Wednesday, January 30, 2008

A Day of Respect, and of Political Temptation

This Saturday the streets of Salt Lake City stand to be choked with thousands of people seeking to pay their respects to the late President Gordon B. Hinckley. Members of the LDS faith will undoubtedly make pilgrimages from around the world if they can afford it, to pay homage to their departed prophet, this will include, media has told us, Mitt Romney.

Now it's hard to say when politics stop when a candidate is on the campaign trail. Is the trail something they ever step off of? One may never really know, but if a candidate can step off the trail that doesn't mean what they do off the trail won't have political consequences on the trail.

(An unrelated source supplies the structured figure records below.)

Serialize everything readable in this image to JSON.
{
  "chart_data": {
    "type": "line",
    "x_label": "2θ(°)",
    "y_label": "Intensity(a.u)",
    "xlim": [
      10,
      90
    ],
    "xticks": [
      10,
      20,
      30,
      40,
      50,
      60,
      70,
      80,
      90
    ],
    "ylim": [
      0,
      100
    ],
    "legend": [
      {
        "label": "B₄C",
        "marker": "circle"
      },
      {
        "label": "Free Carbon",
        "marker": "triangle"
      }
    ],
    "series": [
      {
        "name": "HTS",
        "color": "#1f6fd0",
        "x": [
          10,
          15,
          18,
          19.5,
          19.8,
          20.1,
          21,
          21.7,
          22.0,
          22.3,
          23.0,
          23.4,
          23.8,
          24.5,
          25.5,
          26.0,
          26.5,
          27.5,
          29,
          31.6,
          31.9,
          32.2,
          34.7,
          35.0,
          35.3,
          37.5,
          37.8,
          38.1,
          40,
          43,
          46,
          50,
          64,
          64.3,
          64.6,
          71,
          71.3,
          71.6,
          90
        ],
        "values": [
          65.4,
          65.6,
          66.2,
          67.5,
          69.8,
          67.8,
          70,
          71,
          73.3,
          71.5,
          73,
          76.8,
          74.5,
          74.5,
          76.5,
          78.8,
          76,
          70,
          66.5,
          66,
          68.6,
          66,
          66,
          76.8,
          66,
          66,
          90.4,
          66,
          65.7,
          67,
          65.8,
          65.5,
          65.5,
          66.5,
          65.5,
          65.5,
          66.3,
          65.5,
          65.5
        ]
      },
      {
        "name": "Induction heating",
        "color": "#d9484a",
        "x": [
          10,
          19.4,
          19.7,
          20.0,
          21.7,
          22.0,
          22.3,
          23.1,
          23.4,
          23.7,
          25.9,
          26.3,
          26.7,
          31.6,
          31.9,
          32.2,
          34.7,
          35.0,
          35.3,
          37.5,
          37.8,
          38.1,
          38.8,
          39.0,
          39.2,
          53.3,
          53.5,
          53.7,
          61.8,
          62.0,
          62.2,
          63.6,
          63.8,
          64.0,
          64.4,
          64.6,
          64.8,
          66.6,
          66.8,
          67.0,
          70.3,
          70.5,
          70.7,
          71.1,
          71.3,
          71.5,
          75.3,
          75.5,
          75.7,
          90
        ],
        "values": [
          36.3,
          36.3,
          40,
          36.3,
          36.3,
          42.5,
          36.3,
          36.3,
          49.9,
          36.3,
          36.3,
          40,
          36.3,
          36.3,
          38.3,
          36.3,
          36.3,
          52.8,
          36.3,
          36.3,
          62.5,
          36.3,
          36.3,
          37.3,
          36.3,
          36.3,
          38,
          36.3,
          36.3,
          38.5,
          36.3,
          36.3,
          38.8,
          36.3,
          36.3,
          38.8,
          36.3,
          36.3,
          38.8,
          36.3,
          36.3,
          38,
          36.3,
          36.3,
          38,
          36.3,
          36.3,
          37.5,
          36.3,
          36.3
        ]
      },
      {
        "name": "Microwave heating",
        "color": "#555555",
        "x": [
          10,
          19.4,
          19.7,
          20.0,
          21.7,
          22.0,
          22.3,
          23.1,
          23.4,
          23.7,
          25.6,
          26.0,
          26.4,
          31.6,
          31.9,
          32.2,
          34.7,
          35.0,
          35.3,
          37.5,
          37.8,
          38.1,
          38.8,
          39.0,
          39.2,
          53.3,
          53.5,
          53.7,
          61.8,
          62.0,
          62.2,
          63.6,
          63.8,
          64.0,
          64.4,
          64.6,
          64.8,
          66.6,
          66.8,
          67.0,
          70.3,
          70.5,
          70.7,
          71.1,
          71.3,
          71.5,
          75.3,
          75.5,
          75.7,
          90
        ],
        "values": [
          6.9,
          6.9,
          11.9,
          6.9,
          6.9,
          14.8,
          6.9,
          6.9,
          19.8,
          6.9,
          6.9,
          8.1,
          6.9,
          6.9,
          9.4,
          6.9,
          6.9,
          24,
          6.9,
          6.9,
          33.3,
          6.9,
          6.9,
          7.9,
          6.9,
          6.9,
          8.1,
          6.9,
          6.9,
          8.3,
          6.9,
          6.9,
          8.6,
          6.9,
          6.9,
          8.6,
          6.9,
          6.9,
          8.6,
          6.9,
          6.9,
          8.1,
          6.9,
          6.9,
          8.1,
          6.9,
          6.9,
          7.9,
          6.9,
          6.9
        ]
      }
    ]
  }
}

There's nothing to suggest that Mitt isn't sincere in his wish to pay respects, or anything to indicate that he will try and politically capitalize on the event for publicity. What is a potential concern is the temptation Romney might face to take advantage of the time in Utah to hit up old fundraising acquaintances for some much needed cash.

An interesting analysis pointed out that Romney is at the critical funding stage where carving a share of Super Tuesday delegates will mean dipping into personal reserves if he wants to be competitive with Huckabee in the south and McCain in the northeast. Now the question would be, will Romney who is certain to come into contact with former Olympic planners, as well as other prominent LDS businessmen who have in the past contributed to his campaign at the services Saturday, make any side trips? Or even really accept donations that day?

It's an incredibly risky proposition, and one to worry about. All the donors and resources may converge effortlessly in Salt Lake City for Romney but the potential backlash for even accepting a penny on the day of the funeral of a prophet could be devastating-- if word got out. We shall just have to wait and see...(Eric S. Peterson)

1 comment:

  1. I don't see what's potentially concerning about the possibility of Mitt Romney fundraising while he's in Utah for a funeral. First, that's not a bad idea; two birds with one stone. Second, he's fully capable of financing his own campaign (his personal worth was recently valued around $250 million) and the need to dip into his own pocket is not a motivating factor for Mitt when it comes to fundraising.

    However, I assume he's constantly in campaign mode and will only lightly seperate himself from his presidential aspirations while in Utah. But, I expect a presidential candidate to live that role wholeheartedly and don't expect them to jump in or out of that part.